Let’s talk about that this week.
Better together vs. lock-in
Let’s start by differentiating what Apple does.
Better Together provides an incentive to buy everything from the same vendor in order to get a better experience but doesn’t cripple your experience if you work with another vendor’s product.
Lock-in prevents a product from working with another vendor’s offering by crippling it or, in Apple’s current case, by simply not working with any product from another vendor.
The two approaches are different in terms of focus, as well. Lock-in is designed to isolate the customer so that the customer incurs an excessive switching cost should they find another product they like better. It limits their choices so that the vendor can get more of that customer’s money. The big downside to this from the vendor’s standpoint is that if the customer gets pissed and switches, they’ll abandon everything they buy from that vendor and likely, due to the pain of switching, never come back. IBM, which pioneered this approach, no longer uses it because it abused customers, which almost put IBM out of business in the early 1990s.
Better together is harder to implement properly because it requires the division doing the accessories to put in capability that will work only with the vendor’s offering. This often means that when the product feature doesn’t work on another vendor’s product, the customer will complain about the reduced functionality.
How HP is creating a better “Better Together”
With Bluetooth devices, you often have to install a dongle to get advanced features to work. With headphones, which is where HP is starting on both the HyperX and Poly sides, this means that the dongle enables advanced features not available in a typical PC, like 3D sound and noise cancellation.

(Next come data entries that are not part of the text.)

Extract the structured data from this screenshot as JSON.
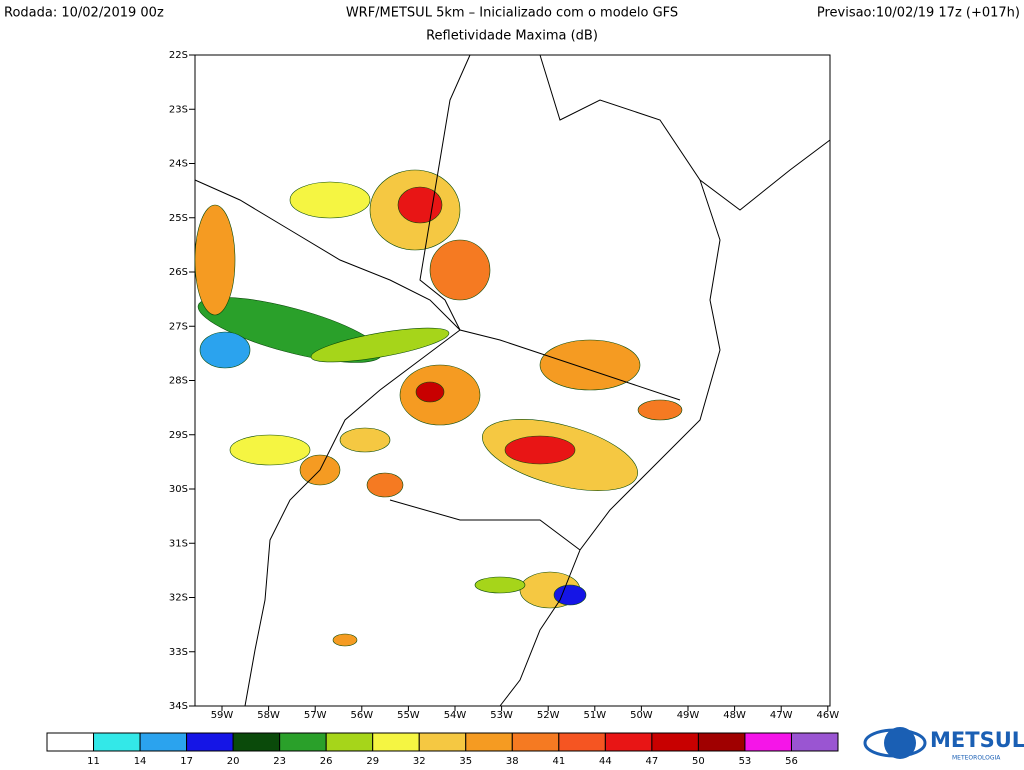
{
  "header": {
    "run": "Rodada: 10/02/2019 00z",
    "title": "WRF/METSUL 5km – Inicializado com o modelo GFS",
    "forecast": "Previsao:10/02/19 17z (+017h)",
    "subtitle": "Refletividade Maxima (dB)"
  },
  "map": {
    "lat_labels": [
      "22S",
      "23S",
      "24S",
      "25S",
      "26S",
      "27S",
      "28S",
      "29S",
      "30S",
      "31S",
      "32S",
      "33S",
      "34S"
    ],
    "lon_labels": [
      "59W",
      "58W",
      "57W",
      "56W",
      "55W",
      "54W",
      "53W",
      "52W",
      "51W",
      "50W",
      "49W",
      "48W",
      "47W",
      "46W"
    ]
  },
  "colorbar": {
    "colors": [
      "#ffffff",
      "#33e8e8",
      "#2ba3ee",
      "#1515e6",
      "#0a4a0a",
      "#2aa02a",
      "#a6d51a",
      "#f5f542",
      "#f5c842",
      "#f59b22",
      "#f57a22",
      "#f55522",
      "#e81515",
      "#c80000",
      "#a00000",
      "#f515e8",
      "#9a55d2"
    ],
    "labels": [
      11,
      14,
      17,
      20,
      23,
      26,
      29,
      32,
      35,
      38,
      41,
      44,
      47,
      50,
      53,
      56
    ]
  },
  "logo": {
    "name": "METSUL",
    "tagline": "METEOROLOGIA"
  }
}
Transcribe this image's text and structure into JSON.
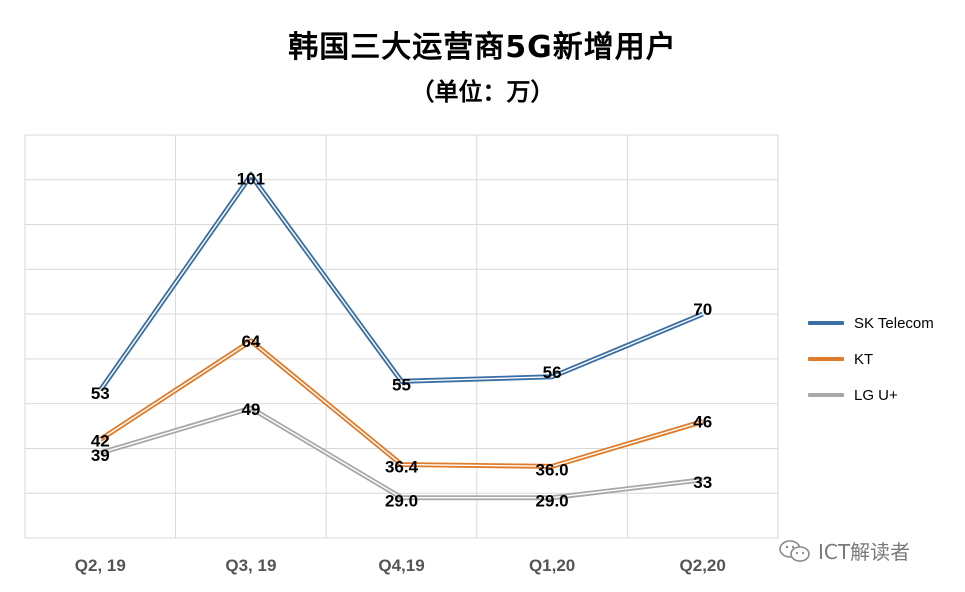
{
  "title": "韩国三大运营商5G新增用户",
  "subtitle": "（单位：万）",
  "watermark": "ICT解读者",
  "colors": {
    "sk_telecom": "#3a6ea5",
    "kt": "#e07b2a",
    "lg_uplus": "#a8a8a8",
    "grid": "#d9d9d9"
  },
  "chart_data": {
    "type": "line",
    "categories": [
      "Q2, 19",
      "Q3, 19",
      "Q4,19",
      "Q1,20",
      "Q2,20"
    ],
    "ylim": [
      20,
      110
    ],
    "grid": true,
    "legend_position": "right",
    "series": [
      {
        "name": "SK Telecom",
        "values": [
          53,
          101,
          55,
          56,
          70
        ],
        "labels": [
          "53",
          "101",
          "55",
          "56",
          "70"
        ]
      },
      {
        "name": "KT",
        "values": [
          42,
          64,
          36.4,
          36.0,
          46
        ],
        "labels": [
          "42",
          "64",
          "36.4",
          "36.0",
          "46"
        ]
      },
      {
        "name": "LG U+",
        "values": [
          39,
          49,
          29.0,
          29.0,
          33
        ],
        "labels": [
          "39",
          "49",
          "29.0",
          "29.0",
          "33"
        ]
      }
    ]
  }
}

But everyone loses those damn dongles, which means those functions, which may have been why you bought the headset in the first place, don’t work.
So rather than the typical modification of the peripheral, in this case, the headset, HP modifies its laptops so they don’t need a dongle, and you can pair by simply tapping the device to the laptop.
I think this is why this hasn’t worked in the past. Companies modified the wrong thing. Modifying the host device rather than the peripheral results in a more sustainable “better together” result.
Wrapping up
This is just the start of HP’s effort, but it signifies what I think is a sea change in terms of how to do better together right. It also provides a sharp contrast to Apple’s lock-in approach, which isn’t good for the user, or, using the IBM example, the company either. I test a lot of peripherals, and while I’m pretty good at pairing, I often have an issue with a headset that hasn’t been paired yet with my phone. I’m hoping one of the smartphone companies follows HP’s lead and creates a better “Better Together” as well.
HP is doing better together right and has set the bar for everyone else. Let’s hope everyone else is watching while we wait to see what Andy Rhodes’ team does next.